Time to sum up the series of posts on the Ofsted Research Review in Modern Languages and make myself a list of things for the start of a new term.
The start of Year 7 for us is always built around Phonics. But this year it won't just be for Year 7. Without chanting and choral repetition last year, the pupils going into Year 8 and Year 9 will need a top up. We shall see if they take to the keywords and hand gestures with the same enthusiasm as Year 7 usually do. A lot of my focus will be on a gentle start to the year, with staff settling back in, spending more informal time together and catching up on everyone's ideas and thoughts for the year. But phonics is the one thing that we must hit early on. We know it's vulnerable to staffing changes - because it's what we start with, sometimes new teachers aren't up to speed with how we teach it. So we need to make sure it's the one thing we're all ready to go with. And then throughout the year we can explore the NCELP resources for continuing to work on phonics, sharing what we have found and building it in to our Scheme of Work.
Another one for the start of the year is obviously going to be Transition. Rather than a Baseline Test, we do an information gathering exercise. We have to make sure we are all genuinely interested in pupils' prior experience of languages, valuing what they have already learned at home and at school. And now is the time to renew our contacts with our feeder schools. The interruptions of the last two years mean we have to reach out and renew networks, and make them stronger than ever.
Then there will be areas to highlight with the whole department, to focus on our strengths. Our snowballing curriculum means everything we teach is joined up, and nothing is left behind. We make sure that pupils develop a core of language that new knowledge can stick to. This works for Vocabulary and for Grammar. Rather than micro-planning interleaving and returning to words from previous topics, we try to make sure that pupils' learning is always accumulating more, and the words and structures they have learned in one topic, are transferrable to future topics. To make sure this is even more explicit, we are going to make sure the computer room activities are programmed to include revisiting language from previous topics. I want to talk to the department about pooling our starter activities and using these as another opportunity to link current content to known language. And maybe branding them like maths with their "fluent in 5" silent lesson starters based on a gradated mixture of recall and problem solving questions.
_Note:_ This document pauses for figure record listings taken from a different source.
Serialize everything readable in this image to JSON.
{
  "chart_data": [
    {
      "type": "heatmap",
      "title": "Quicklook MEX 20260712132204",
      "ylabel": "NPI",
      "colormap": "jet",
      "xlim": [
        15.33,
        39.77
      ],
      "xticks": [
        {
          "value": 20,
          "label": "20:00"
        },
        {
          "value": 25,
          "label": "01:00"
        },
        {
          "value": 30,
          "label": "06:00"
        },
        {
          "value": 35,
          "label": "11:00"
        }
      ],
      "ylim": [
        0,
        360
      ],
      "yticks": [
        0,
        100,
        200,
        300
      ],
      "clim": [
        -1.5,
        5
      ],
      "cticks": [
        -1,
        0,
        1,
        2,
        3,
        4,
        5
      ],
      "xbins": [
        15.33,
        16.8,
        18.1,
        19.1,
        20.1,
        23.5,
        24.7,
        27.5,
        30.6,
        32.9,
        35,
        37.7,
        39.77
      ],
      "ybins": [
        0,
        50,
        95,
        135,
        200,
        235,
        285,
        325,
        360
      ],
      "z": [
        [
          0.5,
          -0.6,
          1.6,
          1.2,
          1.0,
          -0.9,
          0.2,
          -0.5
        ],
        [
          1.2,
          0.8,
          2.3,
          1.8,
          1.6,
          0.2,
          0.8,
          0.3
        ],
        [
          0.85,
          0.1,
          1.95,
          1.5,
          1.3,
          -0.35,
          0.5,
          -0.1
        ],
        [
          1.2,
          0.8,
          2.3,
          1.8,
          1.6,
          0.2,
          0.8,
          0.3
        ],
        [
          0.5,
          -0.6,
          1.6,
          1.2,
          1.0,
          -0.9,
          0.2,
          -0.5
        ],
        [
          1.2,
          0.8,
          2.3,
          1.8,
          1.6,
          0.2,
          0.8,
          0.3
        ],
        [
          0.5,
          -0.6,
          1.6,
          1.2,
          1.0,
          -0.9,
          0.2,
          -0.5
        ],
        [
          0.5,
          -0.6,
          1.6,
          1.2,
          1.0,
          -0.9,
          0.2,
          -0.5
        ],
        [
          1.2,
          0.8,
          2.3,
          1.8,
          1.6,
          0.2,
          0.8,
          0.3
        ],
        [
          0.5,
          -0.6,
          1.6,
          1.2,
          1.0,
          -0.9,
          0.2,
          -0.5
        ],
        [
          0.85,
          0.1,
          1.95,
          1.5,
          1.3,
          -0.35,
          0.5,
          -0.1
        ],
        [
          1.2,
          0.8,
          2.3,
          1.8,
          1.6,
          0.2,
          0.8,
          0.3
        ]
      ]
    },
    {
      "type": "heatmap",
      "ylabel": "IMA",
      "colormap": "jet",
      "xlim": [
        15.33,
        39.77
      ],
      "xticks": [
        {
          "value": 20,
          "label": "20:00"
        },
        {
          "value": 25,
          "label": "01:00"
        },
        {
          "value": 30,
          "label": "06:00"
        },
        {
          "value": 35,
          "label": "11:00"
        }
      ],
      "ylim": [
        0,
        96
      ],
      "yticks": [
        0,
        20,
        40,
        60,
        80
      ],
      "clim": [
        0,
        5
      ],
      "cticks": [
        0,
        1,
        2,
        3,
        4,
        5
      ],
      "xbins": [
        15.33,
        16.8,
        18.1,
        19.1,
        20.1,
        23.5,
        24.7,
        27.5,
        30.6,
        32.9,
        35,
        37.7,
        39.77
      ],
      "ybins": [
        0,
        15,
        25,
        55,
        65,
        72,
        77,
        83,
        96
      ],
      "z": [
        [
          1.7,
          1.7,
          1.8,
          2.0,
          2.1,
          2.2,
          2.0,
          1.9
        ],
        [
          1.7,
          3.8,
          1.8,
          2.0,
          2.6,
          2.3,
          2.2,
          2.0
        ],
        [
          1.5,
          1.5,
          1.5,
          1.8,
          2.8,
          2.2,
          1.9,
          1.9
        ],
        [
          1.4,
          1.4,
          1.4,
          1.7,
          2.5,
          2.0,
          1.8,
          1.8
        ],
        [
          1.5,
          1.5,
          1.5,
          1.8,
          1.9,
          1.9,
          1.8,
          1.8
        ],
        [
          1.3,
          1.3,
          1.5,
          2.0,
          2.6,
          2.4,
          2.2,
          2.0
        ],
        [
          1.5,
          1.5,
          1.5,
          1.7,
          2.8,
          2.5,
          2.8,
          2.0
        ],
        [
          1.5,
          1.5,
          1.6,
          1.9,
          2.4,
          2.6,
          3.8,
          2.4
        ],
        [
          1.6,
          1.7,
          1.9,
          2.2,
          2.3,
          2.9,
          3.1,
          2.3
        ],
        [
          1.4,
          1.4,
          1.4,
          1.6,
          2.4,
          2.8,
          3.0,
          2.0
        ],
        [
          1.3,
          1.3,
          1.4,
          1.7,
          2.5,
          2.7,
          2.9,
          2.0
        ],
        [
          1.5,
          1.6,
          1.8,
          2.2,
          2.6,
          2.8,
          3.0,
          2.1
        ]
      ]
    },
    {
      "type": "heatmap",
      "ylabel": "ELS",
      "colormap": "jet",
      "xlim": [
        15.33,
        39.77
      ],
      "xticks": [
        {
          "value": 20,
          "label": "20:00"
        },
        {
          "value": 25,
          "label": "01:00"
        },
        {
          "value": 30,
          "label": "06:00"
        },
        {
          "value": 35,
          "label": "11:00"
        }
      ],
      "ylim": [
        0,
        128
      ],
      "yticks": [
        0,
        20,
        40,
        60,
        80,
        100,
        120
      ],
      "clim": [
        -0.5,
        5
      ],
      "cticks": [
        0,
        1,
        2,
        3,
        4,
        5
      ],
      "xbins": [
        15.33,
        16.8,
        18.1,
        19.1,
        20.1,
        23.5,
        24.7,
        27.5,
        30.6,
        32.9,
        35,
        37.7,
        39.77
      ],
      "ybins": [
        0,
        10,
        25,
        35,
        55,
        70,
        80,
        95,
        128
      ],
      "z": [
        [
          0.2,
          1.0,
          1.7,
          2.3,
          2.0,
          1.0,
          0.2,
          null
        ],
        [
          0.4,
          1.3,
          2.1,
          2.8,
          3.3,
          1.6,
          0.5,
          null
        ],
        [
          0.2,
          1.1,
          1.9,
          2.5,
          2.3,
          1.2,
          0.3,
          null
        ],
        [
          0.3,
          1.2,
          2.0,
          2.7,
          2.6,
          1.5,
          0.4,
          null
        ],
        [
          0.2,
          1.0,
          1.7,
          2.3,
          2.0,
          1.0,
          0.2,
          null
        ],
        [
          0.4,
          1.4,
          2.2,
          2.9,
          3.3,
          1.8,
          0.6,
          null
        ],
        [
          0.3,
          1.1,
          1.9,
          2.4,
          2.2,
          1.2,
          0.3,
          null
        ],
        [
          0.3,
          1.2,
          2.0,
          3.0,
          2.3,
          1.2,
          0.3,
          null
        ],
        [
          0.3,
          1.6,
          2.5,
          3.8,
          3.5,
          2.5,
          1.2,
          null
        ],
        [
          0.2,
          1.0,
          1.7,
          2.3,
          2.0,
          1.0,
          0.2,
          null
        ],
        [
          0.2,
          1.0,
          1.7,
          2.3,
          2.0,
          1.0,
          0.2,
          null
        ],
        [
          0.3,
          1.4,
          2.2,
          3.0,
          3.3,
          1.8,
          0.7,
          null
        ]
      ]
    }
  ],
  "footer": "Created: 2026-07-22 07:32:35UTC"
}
We will keep our Grammar bound up with our Vocabulary teaching, building a cumulative repertoire of language that pupils can use. Pupils will meet structures and concepts over and over again, moving from lexico-grammatical chunks towards being able to manipulate and inflect the grammar for themselves. During the year we will look at the NCELP resources for ways to focus on drawing pupils' attention to grammatical forms, carefully integrating new language with existing knowledge.
The greatest strength of our curriculum is an area that Ofsted have missed, or downgraded: Communication. But actually, curating the repertoire of language pupils can use in order to express themselves, is the best regulator for all the things that Ofsted do want us to be doing. As I wrote in this post on the central flaw in the Ofsted view of language teaching:
... then the best way to monitor, regulate, cement, and ensure this, is to focus on developing pupils' repertoire for expressing themselves, communicating more and more independently and spontaneously.
Much of this communication happens in the lesson activities, but Ofsted also want us to plan for how we use the Target Language for Classroom Communication. This will be important at the start of the year as teachers introduce their routines. And we have a speaking frame to encourage pupils to use these structures for different purposes. We will bring back the laminated TL Connect 4 game to incentivise pupils to use the target language to communicate. As the year goes on, we can look at James Stubbs' blog and think about how he makes sure classroom routines develop so that classroom language continues to keep pace with the language pupils are learning in the curriculum.We have started to make new Assessments so that we are testing what has been learned, rather than labelling the pupils with good underlying literacy as the ones who are "good at languages". We have stopped worrying about tests producing a spread of marks from "top" to "bottom" and are concentrating on how the tests show pupils that they are doing well and making progress. We will continue to use vocabulary tests in class, but more as a way of showing the importance of continual low stakes testing as part of the learning process, rather than as a way of checking up on learning at home. We will make more use of asking for direct online evidence of learning done at home.
We will continue to focus Feedback so it has most impact. Books will be marked using criteria labels prior to the final assessed piece, so that the feedback can have immediate impact. The key performance indicators for the assessed work will continue to use exemplars rather than descriptive statements. And we expect similar quality of work from all pupils, with different levels of support or independence. We will use the exemplars to give pupils a clear view of the progress they are making.
The final section of the Ofsted Review that I looked at was Leadership and Structures. Much of this is focused on the take up of languages. We will be doing a survey of Year 9 in September to start them thinking about options choices and to get an insight into their thinking right from the start. We will need to renew our creative projects and links with other subjects. And we will want to renew our links with partner schools for exchanges (real or virtual) to get pupils back into widening their horizons and friendships.
But thinking about Leadership is where we need to split away from the Ofsted Review. Because the return to school isn't going to be determined by Ofsted. It will be about human beings. Staff and pupils. Spending time together, catching up, listening, valuing, supporting, thinking, seeing things from different perspectives, and enjoying working together.